Philly Garrett had a £55,000 salary and more than £40,000 saved.
It still wasn’t enough to buy a one-bedroom flat near her London office.
She had been renting for years when her landlord sold up and she had to leave.
Buying made sense. She had the deposit. She had the income.
What she couldn’t find was anywhere she could actually afford.
In Zones 5 and 6, the outer edges of London, her money stretched to cramped flats hovering around £300,000.

Nothing near work felt safe. Nothing felt like somewhere to stay.
“It felt deflating to have saved a sizeable deposit, and not be able to afford a home in an area that felt safe near my work,” the 33-year-old, then head of brand marketing for a group of fashion brands, told Creatorzine.
The maths worked 40 miles west
The picture changed in Reading. There, the same budget bought a three-bedroom house with a garden, and for less than the boxy London options.
She moved in 2020 and paid £267,000. Friends called her brave for relocating somewhere she knew nobody.
“A lot of people said I was ‘brave’ for moving to a new area where I didn’t know anyone,” she said.

“But logically I had to buy and live somewhere, as nowhere would let me rent with a big dog, and I wanted to pay into my own assets.”
The house is now worth £415,000.
A home built around lodgers
Garrett never planned to live there alone. She designed the renovation around two live-in lodgers from the start.
Carpets came out, replaced with hard flooring in the rented rooms so they wiped clean.
The new kitchen got enough cupboards for everyone to claim their own, and the bathroom got storage to match.
“Revenue from renting rooms has far exceeded total costs of renovating my home,” she said.
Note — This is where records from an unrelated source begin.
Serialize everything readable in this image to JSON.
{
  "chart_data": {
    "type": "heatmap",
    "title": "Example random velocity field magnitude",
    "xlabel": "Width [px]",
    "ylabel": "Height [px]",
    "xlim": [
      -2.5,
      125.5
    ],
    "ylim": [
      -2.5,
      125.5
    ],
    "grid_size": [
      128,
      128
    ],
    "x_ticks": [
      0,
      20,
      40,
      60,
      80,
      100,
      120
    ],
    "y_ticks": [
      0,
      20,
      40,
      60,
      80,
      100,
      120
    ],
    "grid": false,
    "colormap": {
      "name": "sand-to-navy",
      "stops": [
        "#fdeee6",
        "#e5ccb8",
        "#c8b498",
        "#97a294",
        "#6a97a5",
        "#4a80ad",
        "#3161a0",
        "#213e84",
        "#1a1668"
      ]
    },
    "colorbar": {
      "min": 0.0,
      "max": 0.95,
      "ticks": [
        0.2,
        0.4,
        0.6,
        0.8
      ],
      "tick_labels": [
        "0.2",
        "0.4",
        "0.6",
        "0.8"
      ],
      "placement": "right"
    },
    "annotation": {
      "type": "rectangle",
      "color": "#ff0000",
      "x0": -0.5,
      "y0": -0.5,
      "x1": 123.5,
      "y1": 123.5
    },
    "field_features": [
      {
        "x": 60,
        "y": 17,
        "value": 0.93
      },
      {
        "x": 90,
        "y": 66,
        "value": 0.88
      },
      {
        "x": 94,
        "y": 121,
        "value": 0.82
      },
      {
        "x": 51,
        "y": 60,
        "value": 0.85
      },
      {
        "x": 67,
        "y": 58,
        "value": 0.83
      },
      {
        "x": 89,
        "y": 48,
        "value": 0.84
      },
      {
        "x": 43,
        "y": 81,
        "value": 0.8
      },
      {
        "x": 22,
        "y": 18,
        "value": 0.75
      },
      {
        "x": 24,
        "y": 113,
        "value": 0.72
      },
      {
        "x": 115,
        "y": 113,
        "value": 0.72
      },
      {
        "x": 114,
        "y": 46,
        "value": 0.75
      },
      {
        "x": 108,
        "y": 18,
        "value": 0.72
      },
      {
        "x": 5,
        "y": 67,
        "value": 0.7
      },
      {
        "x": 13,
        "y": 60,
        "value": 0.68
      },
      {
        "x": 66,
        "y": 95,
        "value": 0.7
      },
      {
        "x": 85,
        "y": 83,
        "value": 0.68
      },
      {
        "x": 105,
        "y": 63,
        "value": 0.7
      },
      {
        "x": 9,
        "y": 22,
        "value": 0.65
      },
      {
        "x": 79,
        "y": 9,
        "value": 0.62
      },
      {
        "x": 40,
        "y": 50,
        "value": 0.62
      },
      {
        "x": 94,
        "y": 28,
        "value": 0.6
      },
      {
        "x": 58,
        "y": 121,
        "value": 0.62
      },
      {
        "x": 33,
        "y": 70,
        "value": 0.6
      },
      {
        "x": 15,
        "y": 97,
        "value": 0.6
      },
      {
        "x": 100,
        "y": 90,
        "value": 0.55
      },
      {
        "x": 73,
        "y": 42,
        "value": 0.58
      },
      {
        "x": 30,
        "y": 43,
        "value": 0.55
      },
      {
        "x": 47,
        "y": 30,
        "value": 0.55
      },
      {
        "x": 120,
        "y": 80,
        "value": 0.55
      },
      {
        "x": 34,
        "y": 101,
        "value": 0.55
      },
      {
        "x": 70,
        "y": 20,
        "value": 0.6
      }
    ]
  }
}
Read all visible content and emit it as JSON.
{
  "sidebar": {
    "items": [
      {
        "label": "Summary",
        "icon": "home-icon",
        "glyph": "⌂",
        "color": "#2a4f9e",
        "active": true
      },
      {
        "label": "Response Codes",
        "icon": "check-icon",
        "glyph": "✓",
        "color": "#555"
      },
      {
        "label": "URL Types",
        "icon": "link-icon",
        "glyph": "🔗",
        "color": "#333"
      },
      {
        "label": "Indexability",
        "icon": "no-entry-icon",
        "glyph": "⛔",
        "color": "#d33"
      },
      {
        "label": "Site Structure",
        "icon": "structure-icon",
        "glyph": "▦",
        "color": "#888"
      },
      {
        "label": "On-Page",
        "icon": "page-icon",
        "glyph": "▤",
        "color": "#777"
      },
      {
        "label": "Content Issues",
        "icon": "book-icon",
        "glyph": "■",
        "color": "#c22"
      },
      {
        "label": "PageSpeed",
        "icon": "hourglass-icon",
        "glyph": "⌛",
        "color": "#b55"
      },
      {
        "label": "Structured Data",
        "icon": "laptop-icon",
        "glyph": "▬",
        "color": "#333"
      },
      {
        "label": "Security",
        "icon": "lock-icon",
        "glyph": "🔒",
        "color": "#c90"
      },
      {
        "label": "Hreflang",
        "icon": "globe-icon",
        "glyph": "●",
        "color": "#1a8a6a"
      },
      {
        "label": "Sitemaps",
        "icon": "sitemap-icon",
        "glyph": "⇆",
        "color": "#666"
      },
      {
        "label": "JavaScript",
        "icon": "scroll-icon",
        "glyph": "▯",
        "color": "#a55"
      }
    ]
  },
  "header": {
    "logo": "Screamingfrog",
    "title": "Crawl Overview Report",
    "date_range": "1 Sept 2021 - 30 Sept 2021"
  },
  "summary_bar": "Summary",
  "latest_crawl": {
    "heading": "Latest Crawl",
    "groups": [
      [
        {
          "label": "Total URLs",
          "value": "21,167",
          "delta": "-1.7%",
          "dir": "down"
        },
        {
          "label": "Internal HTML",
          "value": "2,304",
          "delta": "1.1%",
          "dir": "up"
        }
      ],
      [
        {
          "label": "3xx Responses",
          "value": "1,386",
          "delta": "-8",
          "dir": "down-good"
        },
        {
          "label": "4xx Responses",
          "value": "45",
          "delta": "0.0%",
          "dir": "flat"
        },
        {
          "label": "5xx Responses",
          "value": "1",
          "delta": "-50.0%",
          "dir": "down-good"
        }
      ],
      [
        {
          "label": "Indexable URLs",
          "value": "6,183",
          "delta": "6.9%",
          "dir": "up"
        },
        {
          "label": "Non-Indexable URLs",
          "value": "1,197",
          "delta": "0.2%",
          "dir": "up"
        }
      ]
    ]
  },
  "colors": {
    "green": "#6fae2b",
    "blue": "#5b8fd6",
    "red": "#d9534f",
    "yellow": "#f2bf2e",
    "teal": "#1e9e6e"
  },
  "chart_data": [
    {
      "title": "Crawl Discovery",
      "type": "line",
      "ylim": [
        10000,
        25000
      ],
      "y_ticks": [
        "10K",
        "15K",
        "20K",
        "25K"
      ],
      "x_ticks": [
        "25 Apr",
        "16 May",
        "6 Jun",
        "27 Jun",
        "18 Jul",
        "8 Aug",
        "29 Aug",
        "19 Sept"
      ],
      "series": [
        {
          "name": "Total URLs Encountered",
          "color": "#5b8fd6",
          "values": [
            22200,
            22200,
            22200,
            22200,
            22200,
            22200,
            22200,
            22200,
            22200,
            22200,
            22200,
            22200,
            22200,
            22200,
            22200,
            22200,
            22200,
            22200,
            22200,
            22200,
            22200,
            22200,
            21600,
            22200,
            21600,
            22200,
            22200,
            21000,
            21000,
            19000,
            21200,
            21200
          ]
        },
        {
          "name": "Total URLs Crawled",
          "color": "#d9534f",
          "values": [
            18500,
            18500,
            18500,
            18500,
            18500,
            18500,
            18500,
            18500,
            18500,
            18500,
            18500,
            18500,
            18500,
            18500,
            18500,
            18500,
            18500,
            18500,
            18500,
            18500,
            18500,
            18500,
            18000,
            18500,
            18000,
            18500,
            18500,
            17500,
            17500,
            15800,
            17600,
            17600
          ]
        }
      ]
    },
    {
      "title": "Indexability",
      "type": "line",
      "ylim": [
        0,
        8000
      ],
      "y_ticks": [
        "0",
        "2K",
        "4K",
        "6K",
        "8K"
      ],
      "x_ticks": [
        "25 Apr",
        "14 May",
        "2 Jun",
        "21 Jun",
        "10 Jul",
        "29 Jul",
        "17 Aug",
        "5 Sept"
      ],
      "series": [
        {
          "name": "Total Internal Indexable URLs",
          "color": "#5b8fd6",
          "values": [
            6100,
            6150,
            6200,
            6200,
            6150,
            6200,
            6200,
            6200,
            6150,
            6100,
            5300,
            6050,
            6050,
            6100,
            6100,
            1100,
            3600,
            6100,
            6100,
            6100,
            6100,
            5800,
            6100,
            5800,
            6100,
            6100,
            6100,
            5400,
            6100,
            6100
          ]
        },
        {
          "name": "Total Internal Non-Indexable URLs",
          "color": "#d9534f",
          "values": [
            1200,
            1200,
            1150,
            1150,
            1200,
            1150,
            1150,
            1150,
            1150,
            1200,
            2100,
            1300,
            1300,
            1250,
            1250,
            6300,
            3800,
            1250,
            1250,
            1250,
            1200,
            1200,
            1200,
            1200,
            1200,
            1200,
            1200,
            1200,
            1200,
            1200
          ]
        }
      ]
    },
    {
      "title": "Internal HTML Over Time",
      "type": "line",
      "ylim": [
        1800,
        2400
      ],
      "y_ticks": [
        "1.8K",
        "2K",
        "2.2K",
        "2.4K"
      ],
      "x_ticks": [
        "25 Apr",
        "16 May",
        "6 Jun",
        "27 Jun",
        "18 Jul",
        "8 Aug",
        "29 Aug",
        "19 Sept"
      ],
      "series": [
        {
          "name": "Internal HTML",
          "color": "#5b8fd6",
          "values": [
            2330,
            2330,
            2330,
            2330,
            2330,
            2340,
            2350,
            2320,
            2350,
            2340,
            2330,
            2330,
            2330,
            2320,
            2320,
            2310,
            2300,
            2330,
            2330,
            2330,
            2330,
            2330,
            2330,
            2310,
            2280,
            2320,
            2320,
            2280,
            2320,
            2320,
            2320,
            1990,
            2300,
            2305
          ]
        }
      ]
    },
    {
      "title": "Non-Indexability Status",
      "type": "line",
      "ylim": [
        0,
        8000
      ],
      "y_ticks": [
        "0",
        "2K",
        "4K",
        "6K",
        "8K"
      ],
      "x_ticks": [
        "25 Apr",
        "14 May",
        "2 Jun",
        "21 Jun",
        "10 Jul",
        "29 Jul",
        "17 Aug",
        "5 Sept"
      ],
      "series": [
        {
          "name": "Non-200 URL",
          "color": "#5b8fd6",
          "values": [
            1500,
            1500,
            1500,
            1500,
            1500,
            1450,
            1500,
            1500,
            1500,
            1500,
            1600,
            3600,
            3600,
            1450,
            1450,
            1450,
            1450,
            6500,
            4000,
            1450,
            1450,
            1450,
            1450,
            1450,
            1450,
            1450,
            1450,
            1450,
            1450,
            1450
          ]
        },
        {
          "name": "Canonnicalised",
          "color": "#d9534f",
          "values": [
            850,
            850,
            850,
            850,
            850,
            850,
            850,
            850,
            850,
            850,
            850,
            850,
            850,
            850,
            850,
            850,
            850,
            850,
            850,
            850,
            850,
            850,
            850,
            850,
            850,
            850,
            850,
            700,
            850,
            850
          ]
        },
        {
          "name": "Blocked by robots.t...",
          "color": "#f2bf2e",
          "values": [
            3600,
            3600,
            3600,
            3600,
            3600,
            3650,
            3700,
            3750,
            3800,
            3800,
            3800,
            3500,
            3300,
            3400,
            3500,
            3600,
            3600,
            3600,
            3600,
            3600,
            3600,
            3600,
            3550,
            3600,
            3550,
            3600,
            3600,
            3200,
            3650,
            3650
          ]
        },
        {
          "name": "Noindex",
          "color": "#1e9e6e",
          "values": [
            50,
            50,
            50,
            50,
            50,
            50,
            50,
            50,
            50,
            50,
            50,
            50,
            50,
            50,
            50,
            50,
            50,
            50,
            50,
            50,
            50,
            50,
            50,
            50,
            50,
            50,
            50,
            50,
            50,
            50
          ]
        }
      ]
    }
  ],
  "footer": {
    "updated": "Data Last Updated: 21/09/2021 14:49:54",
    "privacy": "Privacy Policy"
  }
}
Seven years in London house shares, plus university before that, made the arrangement second nature.
“Co-living really suits my life stage of being a single female in my 30s.”
She doesn’t see it as forever. When she has children the lodgers’ rooms become family space, and by then the appreciation and the mortgage payments will have done their work.
“Buying a house was the best financial decision I have ever made.”
From locked out to founder
The frustration of those early house hunts stuck.
After a decade in the beauty and fashion industry, Garrett lost her job in 2024, a role by then paying £75,000.
She used the moment to launch Cucoon.
The platform helps single professionals co-buy their first home together, with the legal and practical safeguards that usually scare people off the idea.
It runs with support from Virgin StartUp’s Momentum cohort, an accelerator for dyslexic entrepreneurs.
The idea came from friends who had co-bought successfully, and from how normal flat-sharing already is through sites like Spareroom, which she had used herself.
“Many people are choosing to stay single for longer,” she said.
“Cucoon offers a solution for those who are ready to buy without waiting for traditional milestones such as marriage or inheritance.”
She added: “I didn’t know anyone who was able to buy single, especially without family help. I don’t believe home ownership and the ability to build wealth should be dependent on relationship status.”
Why it matters
Garrett’s story follows a familiar founder pattern: take the problem you personally fell into, then sell the fix.
The creator economy runs on the same instinct, and so do a growing number of solo operators turning lived experience into a business.
Her gap was a housing market that quietly assumes you arrive as a couple.
Single-person households keep rising across the UK, and the average first-time buyer gets older every year while wages trail prices.
A platform built for solo buyers lands exactly as the two-income route slips further out of reach.
Whether co-buying with near-strangers goes mainstream or stays a niche will come down to how those legal safeguards hold up the first time one owner wants out.